Why 2007 Was "A Very Good Year" For Bush



2007 must have been one of the worst years for George W. Bush during his entire two term presidency? Right? Wrong. Well, 'wrong' according to this columnist from the Bush-loving Washington Times. It's not the way you view the events of 2007, it's the way you spin them, relentlessly :
Against all odds, and despite the usual drumbeat of criticism, President Bush had a very good year.

The troop surge in Iraq is succeeding. America remains safe from terrorist attacks. And the Goldilocks economy is outperforming all expectations.

At his year-end news conference, Mr. Bush said with optimism that the economy is fundamentally sound, despite the housing downturn and the subprime credit crunch. The very next day, that optimism was reinforced with news of the best consumer spending in two years.

The prophets of recessionary doom, such as former Fed Chairman Alan Greenspan, Republican adviser Martin Feldstein, ex-Democratic Treasury Secretary Lawrence Summers, and bond-maven Bill Gross have been proven wrong once again.


Calendar year 2007 looks set to produce 3 percent growth in real gross domestic product, nearly 3 percent growth in consumer spending, and more than 3 percent growth in after-tax inflation-adjusted incomes.


Meanwhile, headline inflation (including food and energy) will have run at 2½ percent, with only 2 percent core inflation.
Jobs are rising more than 100,000 monthly and the stock market is set to turn in a respectable year despite enormous headwinds. Low tax rates, modest inflation, and declining interest rates continue to boost Goldilocks, which is still the greatest story never told.

Mr. Bush's optimism is well-earned, in Congress too. He has stopped a lot of bad legislation on higher taxing and spending. He won on S-CHIP (State Children's Health Insurance Program) and the alternative minimum tax.

He mostly prevailed on domestic spending. And he got much of what he wanted on war funding without any pullout dates.
And he is not yet finished.

In the most dramatic statement of his holiday news conference, Mr. Bush said he will not stand for continuing congressional proliferation of pork-barrel earmarks.
"Another thing that's not responsible is the number of earmarks the Congress included in the massive spending bill," said Mr. Bush. "The bill they just passed includes about 9,800 earmarks. Together with the previously passed defense spending bill, that means Congress has approved about 11,900 earmarks this year. And so I am instructing Budget Director Jim Nussle to review options for dealing with wasteful spending in the omnibus bill."

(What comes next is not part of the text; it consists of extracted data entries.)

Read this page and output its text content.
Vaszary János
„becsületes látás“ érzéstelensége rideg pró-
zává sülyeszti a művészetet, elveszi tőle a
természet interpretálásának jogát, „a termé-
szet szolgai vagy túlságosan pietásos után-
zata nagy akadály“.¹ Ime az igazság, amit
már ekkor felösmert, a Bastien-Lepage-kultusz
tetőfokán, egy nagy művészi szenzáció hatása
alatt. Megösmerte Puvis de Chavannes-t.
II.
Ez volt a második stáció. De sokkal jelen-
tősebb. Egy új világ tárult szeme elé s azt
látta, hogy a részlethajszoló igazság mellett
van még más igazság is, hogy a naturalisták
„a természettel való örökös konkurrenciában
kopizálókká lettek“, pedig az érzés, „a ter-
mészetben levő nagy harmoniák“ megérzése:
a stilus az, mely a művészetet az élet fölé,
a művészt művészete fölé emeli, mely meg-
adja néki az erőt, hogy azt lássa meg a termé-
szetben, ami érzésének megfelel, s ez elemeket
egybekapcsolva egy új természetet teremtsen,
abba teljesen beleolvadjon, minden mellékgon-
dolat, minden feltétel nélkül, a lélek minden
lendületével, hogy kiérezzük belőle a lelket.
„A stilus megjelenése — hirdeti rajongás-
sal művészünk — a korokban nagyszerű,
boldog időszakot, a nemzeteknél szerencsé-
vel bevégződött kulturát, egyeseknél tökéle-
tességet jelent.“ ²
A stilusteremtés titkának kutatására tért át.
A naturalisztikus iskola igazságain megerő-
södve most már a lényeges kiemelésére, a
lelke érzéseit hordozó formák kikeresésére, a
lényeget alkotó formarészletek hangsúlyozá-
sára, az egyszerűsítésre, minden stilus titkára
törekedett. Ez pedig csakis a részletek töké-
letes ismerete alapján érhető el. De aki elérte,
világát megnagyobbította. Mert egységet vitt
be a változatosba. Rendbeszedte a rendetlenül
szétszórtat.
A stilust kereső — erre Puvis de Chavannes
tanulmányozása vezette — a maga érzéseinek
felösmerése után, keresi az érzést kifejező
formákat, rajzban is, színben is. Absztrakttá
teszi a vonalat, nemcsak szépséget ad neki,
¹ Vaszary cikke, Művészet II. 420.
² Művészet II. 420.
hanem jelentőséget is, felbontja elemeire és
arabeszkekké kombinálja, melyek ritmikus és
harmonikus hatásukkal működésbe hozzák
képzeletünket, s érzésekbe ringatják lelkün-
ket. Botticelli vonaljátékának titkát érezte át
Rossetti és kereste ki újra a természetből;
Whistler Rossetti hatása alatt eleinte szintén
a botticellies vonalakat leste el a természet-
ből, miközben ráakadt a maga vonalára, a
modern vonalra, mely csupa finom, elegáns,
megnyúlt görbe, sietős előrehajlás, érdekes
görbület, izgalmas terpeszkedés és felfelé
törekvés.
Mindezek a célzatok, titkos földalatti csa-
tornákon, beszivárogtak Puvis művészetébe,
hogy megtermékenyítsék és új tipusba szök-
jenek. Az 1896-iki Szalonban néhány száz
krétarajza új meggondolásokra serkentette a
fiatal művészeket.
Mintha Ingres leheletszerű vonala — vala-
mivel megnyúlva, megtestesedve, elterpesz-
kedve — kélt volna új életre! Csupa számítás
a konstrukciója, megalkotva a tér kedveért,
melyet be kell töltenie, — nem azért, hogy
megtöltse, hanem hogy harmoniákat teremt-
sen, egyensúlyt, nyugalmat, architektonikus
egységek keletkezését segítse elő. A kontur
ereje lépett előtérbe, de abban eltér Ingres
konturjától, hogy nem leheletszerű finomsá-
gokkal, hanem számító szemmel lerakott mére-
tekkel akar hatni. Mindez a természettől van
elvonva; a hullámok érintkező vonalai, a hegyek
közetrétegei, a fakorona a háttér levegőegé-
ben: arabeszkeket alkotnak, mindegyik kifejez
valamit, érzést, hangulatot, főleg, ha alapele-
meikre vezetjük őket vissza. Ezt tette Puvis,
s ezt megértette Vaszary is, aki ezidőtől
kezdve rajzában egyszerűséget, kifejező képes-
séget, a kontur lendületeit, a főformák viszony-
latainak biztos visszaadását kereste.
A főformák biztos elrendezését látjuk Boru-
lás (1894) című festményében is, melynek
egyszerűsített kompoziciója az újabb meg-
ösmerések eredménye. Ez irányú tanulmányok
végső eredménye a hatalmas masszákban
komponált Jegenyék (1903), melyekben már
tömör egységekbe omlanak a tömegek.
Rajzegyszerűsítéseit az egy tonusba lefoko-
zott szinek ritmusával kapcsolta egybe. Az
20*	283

This is huge. The statute of limitations for Republican overspending, over-earmarking, and over-corrupting that caused huge congressional losses in last year's campaign will not run out until the GOP shows taxpayers it again can be trusted on key issues of limited government and lower taxes.

In these matters, Republicans must be holier than the pope.

And while President Bush has been doing the Lord's work with his newfound veto pen, he must continue to wage war on earmarks if the GOP is to cleanse the political memory of Tom DeLay, Jack Abramoff, and Randy "Duke" Cunningham.

Looking ahead, the economy also would benefit from a corporate tax cut for both large and small businesses, including corporate capital-gains. The U.S. dollar would reap the rewards as new investment flowed in from the world. Several recent studies also show businesses would pass on tax-cost savings to the work force, thereby bolstering wages and ultimately creating new jobs.